Ravitaillement impossible
À 500 km plus au sud, changement de décor, mais pas de situation. Pour Rima Kamal, responsable de la communication du CICR, Taëz est la ville la plus affectée par la guerre. Car la bataille se joue aussi bien sur terre que dans le ciel. Le CICR apporte son soutien à 45 hôpitaux sur tout le territoire. Le 8 novembre dernier, l'hôpital el-Thawra, l'un des principaux établissements médicaux à Taëz, a, lui aussi, été bombardé à plusieurs reprises. Si le communiqué de l'ONG, publié deux jours plus tard, accuse indirectement la coalition en évoquant des « frappes aériennes », Rima Kamal désigne aujourd'hui les troupes au sol comme responsables de « l'incident », sans expressément les nommer. Le temps, probablement, de démêler le vrai du faux dans ce chaos ambiant. « Mais il ne faut cesser de dire que toutes les parties sont équitablement responsables des souffrances de la population », ajoute-elle. La coalition tente de briser le siège de la troisième ville du pays, encerclée depuis des mois par les rebelles houthis.

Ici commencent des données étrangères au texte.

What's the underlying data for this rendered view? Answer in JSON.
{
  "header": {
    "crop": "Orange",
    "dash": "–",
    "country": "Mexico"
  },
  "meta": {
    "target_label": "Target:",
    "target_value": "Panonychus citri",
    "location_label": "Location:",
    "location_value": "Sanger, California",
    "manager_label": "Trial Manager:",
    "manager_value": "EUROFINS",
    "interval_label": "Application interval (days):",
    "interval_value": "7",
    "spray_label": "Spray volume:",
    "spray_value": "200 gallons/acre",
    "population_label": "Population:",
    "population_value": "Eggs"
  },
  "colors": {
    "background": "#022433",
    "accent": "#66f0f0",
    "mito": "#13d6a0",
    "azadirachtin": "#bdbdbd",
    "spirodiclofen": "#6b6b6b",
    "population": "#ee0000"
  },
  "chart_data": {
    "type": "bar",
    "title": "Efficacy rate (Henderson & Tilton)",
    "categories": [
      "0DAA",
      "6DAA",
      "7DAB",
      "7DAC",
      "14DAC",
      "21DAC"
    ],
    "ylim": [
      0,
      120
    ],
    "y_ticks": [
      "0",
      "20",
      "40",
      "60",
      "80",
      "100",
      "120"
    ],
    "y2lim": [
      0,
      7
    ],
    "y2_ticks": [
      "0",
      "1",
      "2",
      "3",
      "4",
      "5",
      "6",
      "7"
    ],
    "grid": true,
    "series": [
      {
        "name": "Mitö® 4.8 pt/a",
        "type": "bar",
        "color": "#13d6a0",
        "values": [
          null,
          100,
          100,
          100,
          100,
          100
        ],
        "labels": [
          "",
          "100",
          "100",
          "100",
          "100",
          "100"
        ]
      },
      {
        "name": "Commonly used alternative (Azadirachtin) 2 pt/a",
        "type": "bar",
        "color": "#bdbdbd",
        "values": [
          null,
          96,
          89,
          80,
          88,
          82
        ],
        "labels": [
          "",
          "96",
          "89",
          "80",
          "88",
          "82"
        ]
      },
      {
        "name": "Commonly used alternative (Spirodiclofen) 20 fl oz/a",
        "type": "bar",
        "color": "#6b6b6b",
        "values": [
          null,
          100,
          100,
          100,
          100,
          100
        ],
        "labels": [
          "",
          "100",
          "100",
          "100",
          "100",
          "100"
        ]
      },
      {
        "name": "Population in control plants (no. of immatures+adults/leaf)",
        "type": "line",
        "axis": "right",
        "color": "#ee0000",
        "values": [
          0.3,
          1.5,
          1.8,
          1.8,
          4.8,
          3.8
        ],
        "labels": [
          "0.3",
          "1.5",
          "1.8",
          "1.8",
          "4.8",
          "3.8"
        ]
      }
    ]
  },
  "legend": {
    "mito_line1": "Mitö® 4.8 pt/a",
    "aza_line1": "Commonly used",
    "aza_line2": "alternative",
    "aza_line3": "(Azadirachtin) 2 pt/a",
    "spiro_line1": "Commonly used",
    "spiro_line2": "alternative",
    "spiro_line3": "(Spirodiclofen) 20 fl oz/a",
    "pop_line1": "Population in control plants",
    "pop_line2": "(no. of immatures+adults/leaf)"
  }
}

L'hôpital visé en début de semaine aurait subi un bombardement « à l'aveugle » des soldats au sol. « Aucune des parties ne respecte les infrastructures civiles ni les centres de soins. Cela fait deux mois que les services municipaux sont dans l'incapacité de livrer de l'eau », explique Rima Kamal. Alors que les hôpitaux sont contraints de fermer leurs portes, les humanitaires ne parviennent pas à en finir de la pénurie de médicaments et de matériel. « C'est inacceptable que cela prenne si longtemps pour négocier les permis permettant la fourniture de nos ravitaillements », s'offusque la responsable de la communication du CICR. Seule une livraison d'oxygène leur est parvenue, alors que d'autres secours médicaux sont retenus depuis deux mois.
Du nord au sud, l'étau se resserre sur la population yéménite assiégée, bombardée, martyrisée et privée de tout, dans l'indifférence générale.